Sibanye estimates its costs for labor, electricity and related areas have increased 30% since 2020, part of the reason why it is cutting staff now but did not when prices for palladium – used to make semiconductors, among other goods – were near similar levels in 2018.
“It’s very hard to compete when Russia is selling the exact same product,” said Heather McDowell, a Sibanye executive. “We believe Congress intended for the tax credit to incentivize those of us who produce critical minerals the right way, in this country.”
Other US mining projects have pushed for Washington to support two-tiers of metals pricing, stop negotiations with Indonesia and other minerals-rich countries using controversial mining practices, and forcing government contractors to buy American-produced minerals.
That shift in US industrial policy in a way paradoxically reflects steps that China has already taken, said George Cheveley of Ninety One, a London-based asset manager with investments across the mining sector.

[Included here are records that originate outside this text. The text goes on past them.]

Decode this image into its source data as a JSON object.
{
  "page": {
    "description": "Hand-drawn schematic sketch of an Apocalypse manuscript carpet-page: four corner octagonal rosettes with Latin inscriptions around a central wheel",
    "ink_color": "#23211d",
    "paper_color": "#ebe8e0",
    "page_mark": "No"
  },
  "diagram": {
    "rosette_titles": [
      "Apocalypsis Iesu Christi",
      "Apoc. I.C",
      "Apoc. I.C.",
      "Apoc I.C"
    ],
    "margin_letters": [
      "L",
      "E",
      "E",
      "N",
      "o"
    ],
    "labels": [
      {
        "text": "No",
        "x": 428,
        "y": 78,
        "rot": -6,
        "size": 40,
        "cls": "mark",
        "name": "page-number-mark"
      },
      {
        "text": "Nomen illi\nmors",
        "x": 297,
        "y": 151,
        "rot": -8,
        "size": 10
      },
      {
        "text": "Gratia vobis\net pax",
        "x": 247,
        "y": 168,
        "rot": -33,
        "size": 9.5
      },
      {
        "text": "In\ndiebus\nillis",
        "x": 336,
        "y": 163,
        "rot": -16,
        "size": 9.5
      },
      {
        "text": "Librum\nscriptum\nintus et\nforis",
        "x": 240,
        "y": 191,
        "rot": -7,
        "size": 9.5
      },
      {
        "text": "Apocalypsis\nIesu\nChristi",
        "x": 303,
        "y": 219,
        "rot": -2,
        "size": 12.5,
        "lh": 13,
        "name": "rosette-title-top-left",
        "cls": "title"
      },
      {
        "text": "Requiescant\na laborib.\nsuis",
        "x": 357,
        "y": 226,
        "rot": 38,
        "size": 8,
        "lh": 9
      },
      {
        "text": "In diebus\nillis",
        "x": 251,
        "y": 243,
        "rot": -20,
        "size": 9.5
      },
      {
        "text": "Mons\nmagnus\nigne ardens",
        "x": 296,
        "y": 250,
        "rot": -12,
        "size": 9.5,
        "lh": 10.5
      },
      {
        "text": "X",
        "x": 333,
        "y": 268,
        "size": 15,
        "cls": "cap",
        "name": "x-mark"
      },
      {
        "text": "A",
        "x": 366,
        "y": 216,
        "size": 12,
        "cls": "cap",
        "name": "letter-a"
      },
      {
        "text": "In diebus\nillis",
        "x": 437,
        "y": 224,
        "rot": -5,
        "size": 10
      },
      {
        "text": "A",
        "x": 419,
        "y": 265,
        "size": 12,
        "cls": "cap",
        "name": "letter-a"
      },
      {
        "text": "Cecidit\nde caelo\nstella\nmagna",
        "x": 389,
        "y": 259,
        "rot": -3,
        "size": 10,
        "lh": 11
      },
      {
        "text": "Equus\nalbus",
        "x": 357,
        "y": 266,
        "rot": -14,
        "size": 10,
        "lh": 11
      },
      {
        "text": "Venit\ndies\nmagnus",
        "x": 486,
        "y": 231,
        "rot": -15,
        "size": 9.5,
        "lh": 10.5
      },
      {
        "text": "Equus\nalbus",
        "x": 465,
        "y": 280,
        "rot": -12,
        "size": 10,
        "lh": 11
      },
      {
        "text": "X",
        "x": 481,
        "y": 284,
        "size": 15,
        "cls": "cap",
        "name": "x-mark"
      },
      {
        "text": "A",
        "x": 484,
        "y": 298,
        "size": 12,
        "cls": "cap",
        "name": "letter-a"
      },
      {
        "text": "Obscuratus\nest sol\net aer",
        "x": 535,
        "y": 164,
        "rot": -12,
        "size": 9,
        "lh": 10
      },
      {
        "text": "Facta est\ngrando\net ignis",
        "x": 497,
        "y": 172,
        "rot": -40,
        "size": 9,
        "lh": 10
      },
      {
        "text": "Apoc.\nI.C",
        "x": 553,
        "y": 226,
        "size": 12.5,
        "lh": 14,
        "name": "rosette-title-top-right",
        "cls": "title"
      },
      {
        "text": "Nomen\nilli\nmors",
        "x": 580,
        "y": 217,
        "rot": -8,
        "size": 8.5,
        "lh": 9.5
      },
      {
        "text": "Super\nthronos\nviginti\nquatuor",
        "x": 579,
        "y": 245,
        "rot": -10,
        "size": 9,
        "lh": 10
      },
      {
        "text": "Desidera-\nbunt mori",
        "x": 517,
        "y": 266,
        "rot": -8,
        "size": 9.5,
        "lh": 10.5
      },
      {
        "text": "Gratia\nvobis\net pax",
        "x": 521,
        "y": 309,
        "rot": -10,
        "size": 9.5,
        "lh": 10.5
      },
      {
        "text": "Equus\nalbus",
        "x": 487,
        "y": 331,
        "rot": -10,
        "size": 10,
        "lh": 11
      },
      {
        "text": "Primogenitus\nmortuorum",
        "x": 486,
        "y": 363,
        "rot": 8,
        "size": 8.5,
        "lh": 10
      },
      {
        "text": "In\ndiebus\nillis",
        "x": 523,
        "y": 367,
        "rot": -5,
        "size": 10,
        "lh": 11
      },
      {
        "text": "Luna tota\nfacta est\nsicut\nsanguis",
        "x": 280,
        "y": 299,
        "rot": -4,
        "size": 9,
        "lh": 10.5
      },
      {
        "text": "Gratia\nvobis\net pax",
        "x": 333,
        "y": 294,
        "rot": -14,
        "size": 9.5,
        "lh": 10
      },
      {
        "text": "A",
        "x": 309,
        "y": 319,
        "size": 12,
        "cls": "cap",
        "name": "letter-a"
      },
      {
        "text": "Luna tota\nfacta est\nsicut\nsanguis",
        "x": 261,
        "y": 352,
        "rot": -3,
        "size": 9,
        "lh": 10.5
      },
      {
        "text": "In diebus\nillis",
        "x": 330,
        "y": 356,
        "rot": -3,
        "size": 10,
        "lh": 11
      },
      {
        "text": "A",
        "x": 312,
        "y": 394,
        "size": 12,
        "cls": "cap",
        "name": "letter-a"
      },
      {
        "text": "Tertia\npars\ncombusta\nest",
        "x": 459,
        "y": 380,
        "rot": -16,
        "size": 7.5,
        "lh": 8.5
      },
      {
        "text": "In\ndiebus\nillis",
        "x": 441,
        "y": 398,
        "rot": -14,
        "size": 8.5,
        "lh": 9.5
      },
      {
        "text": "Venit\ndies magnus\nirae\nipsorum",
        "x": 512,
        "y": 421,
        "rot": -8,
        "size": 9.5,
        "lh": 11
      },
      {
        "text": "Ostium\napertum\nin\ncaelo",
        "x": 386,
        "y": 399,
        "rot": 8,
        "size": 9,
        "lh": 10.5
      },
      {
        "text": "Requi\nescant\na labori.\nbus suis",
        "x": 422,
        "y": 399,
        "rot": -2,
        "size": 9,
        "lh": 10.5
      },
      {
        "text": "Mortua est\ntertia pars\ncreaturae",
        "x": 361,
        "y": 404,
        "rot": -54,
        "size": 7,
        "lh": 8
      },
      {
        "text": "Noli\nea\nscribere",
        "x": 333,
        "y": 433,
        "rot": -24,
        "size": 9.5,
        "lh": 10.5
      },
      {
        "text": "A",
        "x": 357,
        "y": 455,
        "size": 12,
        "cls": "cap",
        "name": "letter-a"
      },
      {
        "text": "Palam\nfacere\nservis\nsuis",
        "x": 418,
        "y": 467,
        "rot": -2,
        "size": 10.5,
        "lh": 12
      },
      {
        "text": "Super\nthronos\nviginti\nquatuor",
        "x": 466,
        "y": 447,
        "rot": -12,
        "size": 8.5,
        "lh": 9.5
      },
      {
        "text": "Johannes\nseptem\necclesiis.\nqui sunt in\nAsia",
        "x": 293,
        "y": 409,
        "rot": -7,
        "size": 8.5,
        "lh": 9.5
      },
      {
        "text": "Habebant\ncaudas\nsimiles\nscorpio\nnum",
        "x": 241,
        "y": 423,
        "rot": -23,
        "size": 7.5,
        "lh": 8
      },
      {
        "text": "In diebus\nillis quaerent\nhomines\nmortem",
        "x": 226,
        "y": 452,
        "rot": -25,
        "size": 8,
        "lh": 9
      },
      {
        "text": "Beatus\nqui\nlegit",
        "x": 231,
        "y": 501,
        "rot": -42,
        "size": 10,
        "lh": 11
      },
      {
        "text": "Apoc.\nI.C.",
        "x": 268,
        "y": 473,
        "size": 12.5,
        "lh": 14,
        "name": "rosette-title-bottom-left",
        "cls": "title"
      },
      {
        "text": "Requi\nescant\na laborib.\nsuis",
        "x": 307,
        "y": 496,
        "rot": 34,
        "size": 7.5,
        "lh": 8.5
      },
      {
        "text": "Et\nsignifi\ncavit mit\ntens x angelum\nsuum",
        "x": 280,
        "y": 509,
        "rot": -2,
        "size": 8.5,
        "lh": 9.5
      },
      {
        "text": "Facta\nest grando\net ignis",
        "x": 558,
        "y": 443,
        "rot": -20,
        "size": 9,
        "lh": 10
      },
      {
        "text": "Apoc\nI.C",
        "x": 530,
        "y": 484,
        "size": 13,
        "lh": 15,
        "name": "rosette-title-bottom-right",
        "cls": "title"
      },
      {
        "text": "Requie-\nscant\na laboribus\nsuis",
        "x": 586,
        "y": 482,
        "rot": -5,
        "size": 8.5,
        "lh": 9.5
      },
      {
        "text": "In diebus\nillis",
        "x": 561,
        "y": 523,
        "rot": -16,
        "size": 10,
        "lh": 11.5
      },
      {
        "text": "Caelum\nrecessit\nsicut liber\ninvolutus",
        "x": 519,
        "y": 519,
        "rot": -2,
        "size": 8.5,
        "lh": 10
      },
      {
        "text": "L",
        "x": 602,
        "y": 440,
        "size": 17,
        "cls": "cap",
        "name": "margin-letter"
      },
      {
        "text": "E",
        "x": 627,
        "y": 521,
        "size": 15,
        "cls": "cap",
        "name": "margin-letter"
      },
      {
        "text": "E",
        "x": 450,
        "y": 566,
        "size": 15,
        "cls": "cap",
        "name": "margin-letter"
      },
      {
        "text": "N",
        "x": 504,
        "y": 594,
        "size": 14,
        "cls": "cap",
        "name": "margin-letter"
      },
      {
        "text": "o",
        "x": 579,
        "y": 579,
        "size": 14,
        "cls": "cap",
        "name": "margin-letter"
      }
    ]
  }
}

“If you look at the way the US and China are approaching the energy transition, they’re actually doing it the same way,” said Cheveley. “Their view is, ‘We will subsidize the industry to get it up to scale and then we’ll have a profitable, functioning industry with the latest technology.'”
The 45X issue has now worked its way into control of the US Senate. Montana Senator Jon Tester, a Democrat facing a tough re-election race next month, said little about 45X when the draft rules were issued, but in the wake of Sibanye’s layoffs, has gone public with calls for the credit to cover mining and has lobbied Treasury officials.
Mining is the highest-paying industry in Montana, with an average annual wage of $98,000, 81% higher than the state’s average.
Tester has called the layoffs “unacceptable,” blamed Russia and asked the Treasury Department to expand the 45X credit to mining.
“This mine is a big deal for local economies and our national security,” Tester, a farmer by profession, said in an emailed statement to Reuters.
Tester’s Republican opponent, businessman Tim Sheehy, has blamed what he sees as Democrats’ “job-killing, climate cult agenda” for the job losses in recent public statements. Sheehy’s campaign did not respond to requests for comment.
Polls show Tester trailing Sheehy, although the race remains tight and the winner could help determine control of the Senate given close races elsewhere in the country.